🤖 AI Summary
To address the challenge of modeling strong view-dependent phenomena—such as metallic specular highlights and fine-scale textures—in novel view synthesis, this paper introduces Camera Splatting. It is the first method to model cameras as differentiable 3D Gaussian distributions (“camera splats”) and deploy virtual point cameras near scene surfaces for continuous view sampling and optimization. Integrated within the 3D Gaussian Splatting framework, our approach jointly optimizes both the camera distribution parameters and the scene representation via differentiable rendering, enabling explicit, continuous modeling of view-dependent appearance. Experiments demonstrate that, compared to discrete sampling strategies like Farthest View Sampling, Camera Splatting achieves significantly improved reconstruction quality for complex view-dependent details—including metal reflections and textural patterns—while maintaining higher fidelity and consistency under extreme viewing angles.
📝 Abstract
We propose Camera Splatting, a novel view optimization framework for novel view synthesis. Each camera is modeled as a 3D Gaussian, referred to as a camera splat, and virtual cameras, termed point cameras, are placed at 3D points sampled near the surface to observe the distribution of camera splats.

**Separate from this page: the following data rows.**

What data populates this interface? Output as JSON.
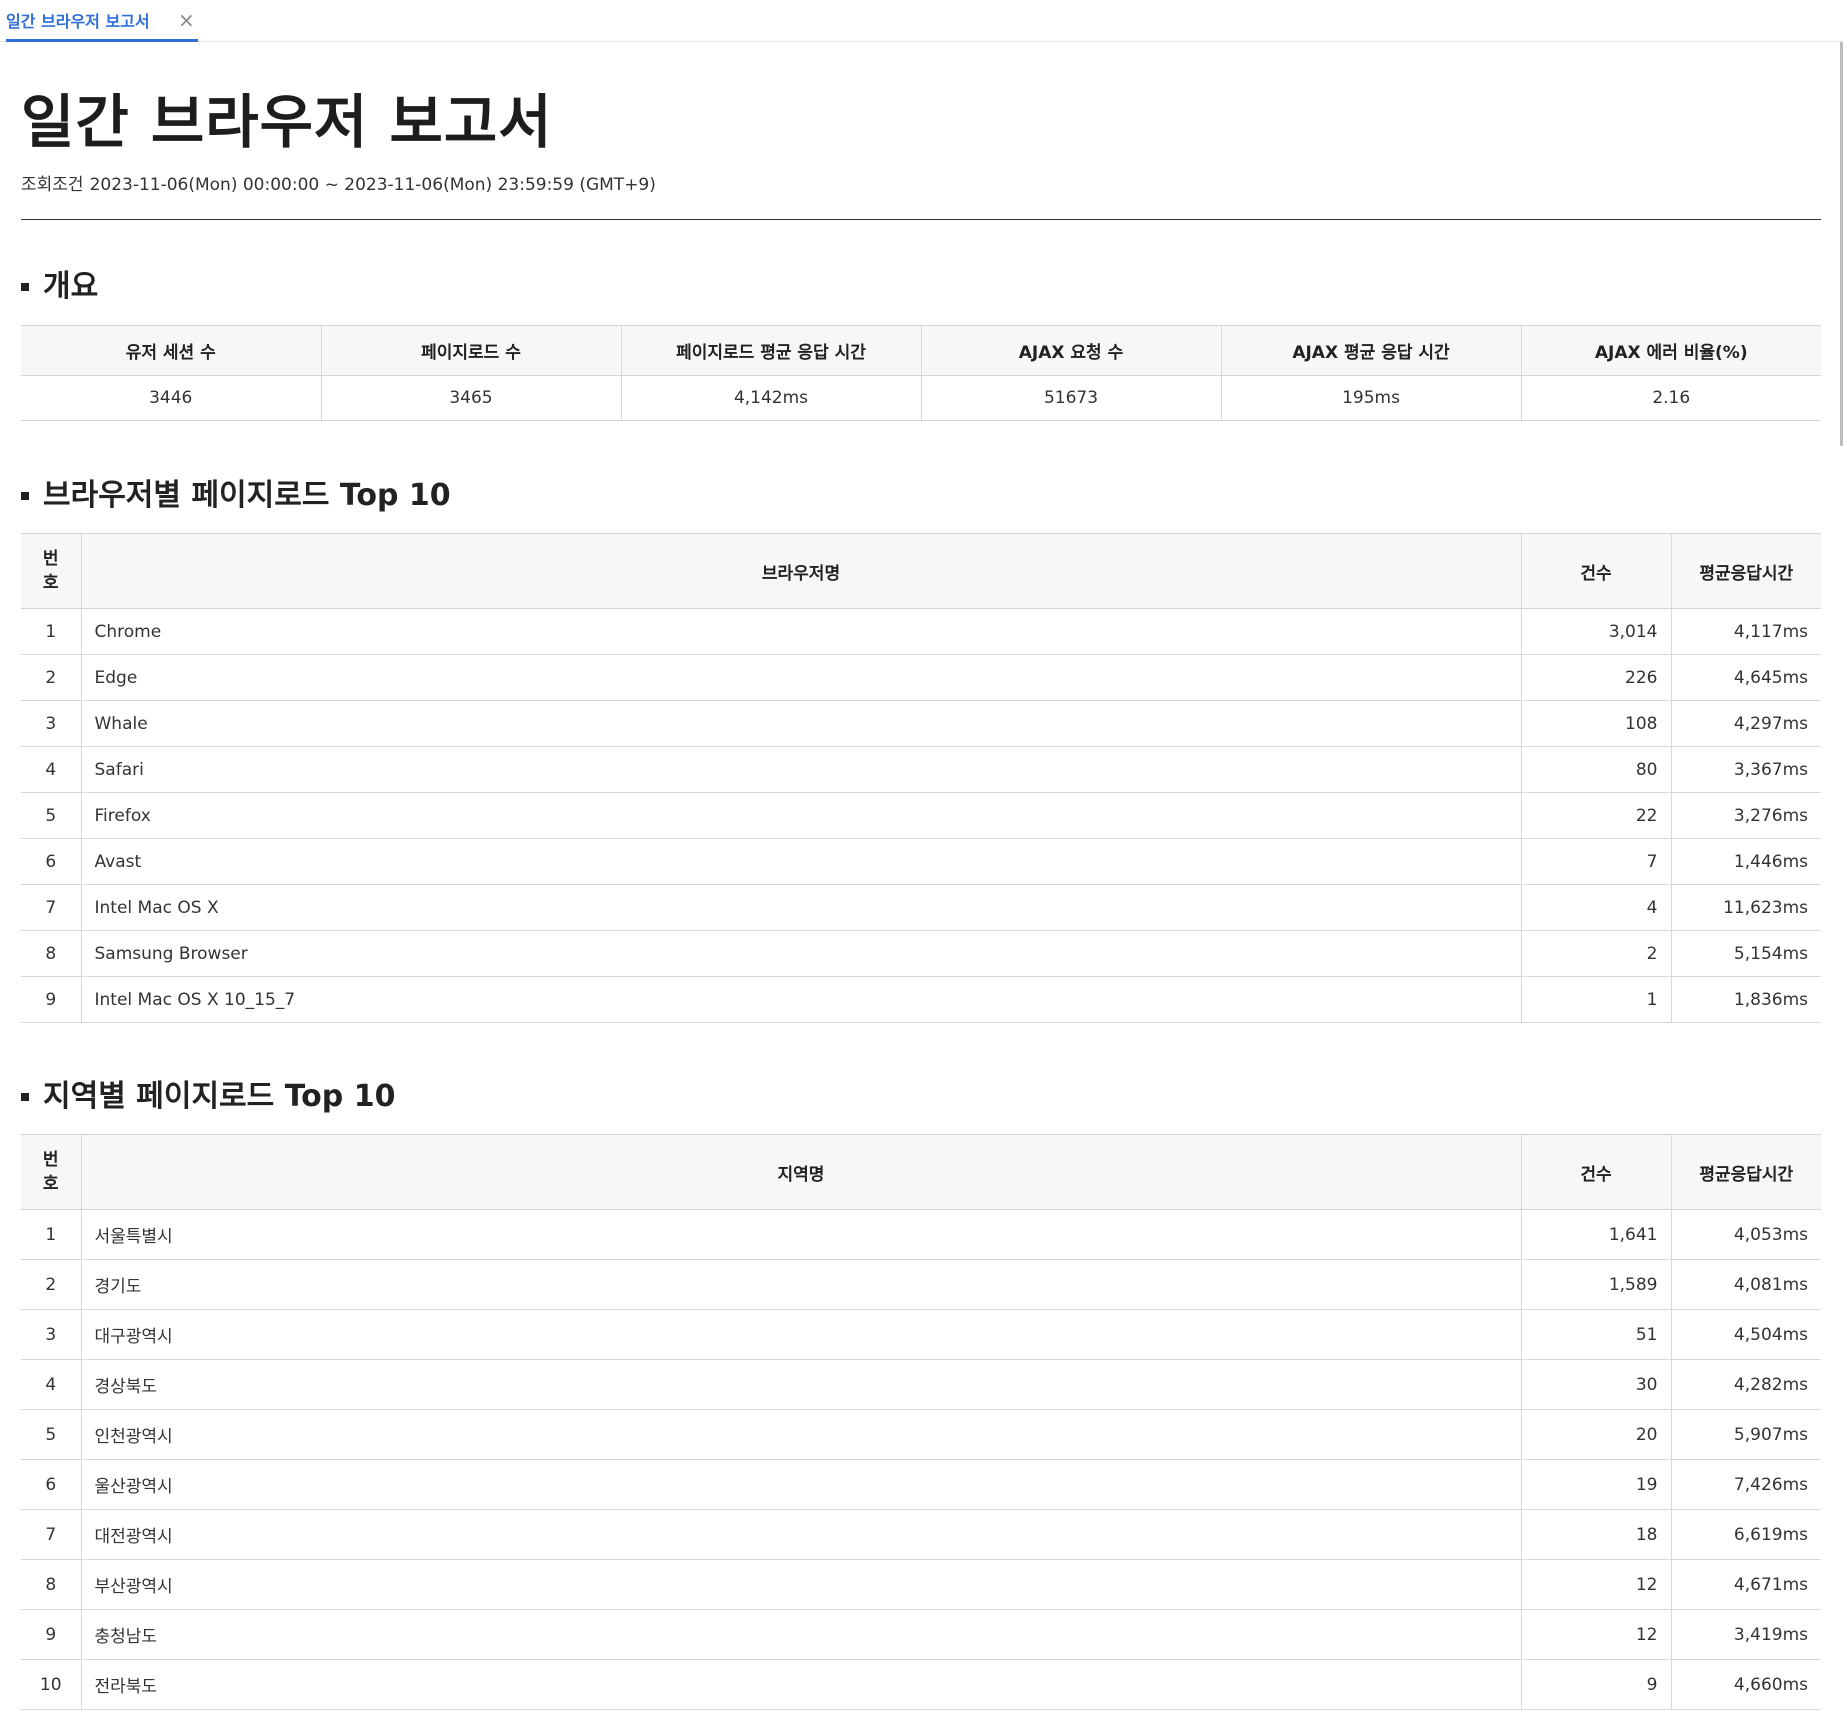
{
  "tab": {
    "label": "일간 브라우저 보고서",
    "close": "×"
  },
  "title": "일간 브라우저 보고서",
  "criteria": {
    "label": "조회조건",
    "value": "2023-11-06(Mon) 00:00:00 ~ 2023-11-06(Mon) 23:59:59 (GMT+9)"
  },
  "overview": {
    "title": "개요",
    "headers": [
      "유저 세션 수",
      "페이지로드 수",
      "페이지로드 평균 응답 시간",
      "AJAX 요청 수",
      "AJAX 평균 응답 시간",
      "AJAX 에러 비율(%)"
    ],
    "values": [
      "3446",
      "3465",
      "4,142ms",
      "51673",
      "195ms",
      "2.16"
    ]
  },
  "browser_top": {
    "title": "브라우저별 페이지로드 Top 10",
    "headers": {
      "num_line1": "번",
      "num_line2": "호",
      "name": "브라우저명",
      "count": "건수",
      "avg": "평균응답시간"
    },
    "rows": [
      {
        "num": "1",
        "name": "Chrome",
        "count": "3,014",
        "avg": "4,117ms"
      },
      {
        "num": "2",
        "name": "Edge",
        "count": "226",
        "avg": "4,645ms"
      },
      {
        "num": "3",
        "name": "Whale",
        "count": "108",
        "avg": "4,297ms"
      },
      {
        "num": "4",
        "name": "Safari",
        "count": "80",
        "avg": "3,367ms"
      },
      {
        "num": "5",
        "name": "Firefox",
        "count": "22",
        "avg": "3,276ms"
      },
      {
        "num": "6",
        "name": "Avast",
        "count": "7",
        "avg": "1,446ms"
      },
      {
        "num": "7",
        "name": "Intel Mac OS X",
        "count": "4",
        "avg": "11,623ms"
      },
      {
        "num": "8",
        "name": "Samsung Browser",
        "count": "2",
        "avg": "5,154ms"
      },
      {
        "num": "9",
        "name": "Intel Mac OS X 10_15_7",
        "count": "1",
        "avg": "1,836ms"
      }
    ]
  },
  "region_top": {
    "title": "지역별 페이지로드 Top 10",
    "headers": {
      "num_line1": "번",
      "num_line2": "호",
      "name": "지역명",
      "count": "건수",
      "avg": "평균응답시간"
    },
    "rows": [
      {
        "num": "1",
        "name": "서울특별시",
        "count": "1,641",
        "avg": "4,053ms"
      },
      {
        "num": "2",
        "name": "경기도",
        "count": "1,589",
        "avg": "4,081ms"
      },
      {
        "num": "3",
        "name": "대구광역시",
        "count": "51",
        "avg": "4,504ms"
      },
      {
        "num": "4",
        "name": "경상북도",
        "count": "30",
        "avg": "4,282ms"
      },
      {
        "num": "5",
        "name": "인천광역시",
        "count": "20",
        "avg": "5,907ms"
      },
      {
        "num": "6",
        "name": "울산광역시",
        "count": "19",
        "avg": "7,426ms"
      },
      {
        "num": "7",
        "name": "대전광역시",
        "count": "18",
        "avg": "6,619ms"
      },
      {
        "num": "8",
        "name": "부산광역시",
        "count": "12",
        "avg": "4,671ms"
      },
      {
        "num": "9",
        "name": "충청남도",
        "count": "12",
        "avg": "3,419ms"
      },
      {
        "num": "10",
        "name": "전라북도",
        "count": "9",
        "avg": "4,660ms"
      }
    ]
  }
}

View optimization is achieved by continuously and differentiably refining the camera splats so that desirable target distributions are observed from the point cameras, in a manner similar to the original 3D Gaussian splatting. Compared to the Farthest View Sampling (FVS) approach, our optimized views demonstrate superior performance in capturing complex view-dependent phenomena, including intense metallic reflections and intricate textures such as text.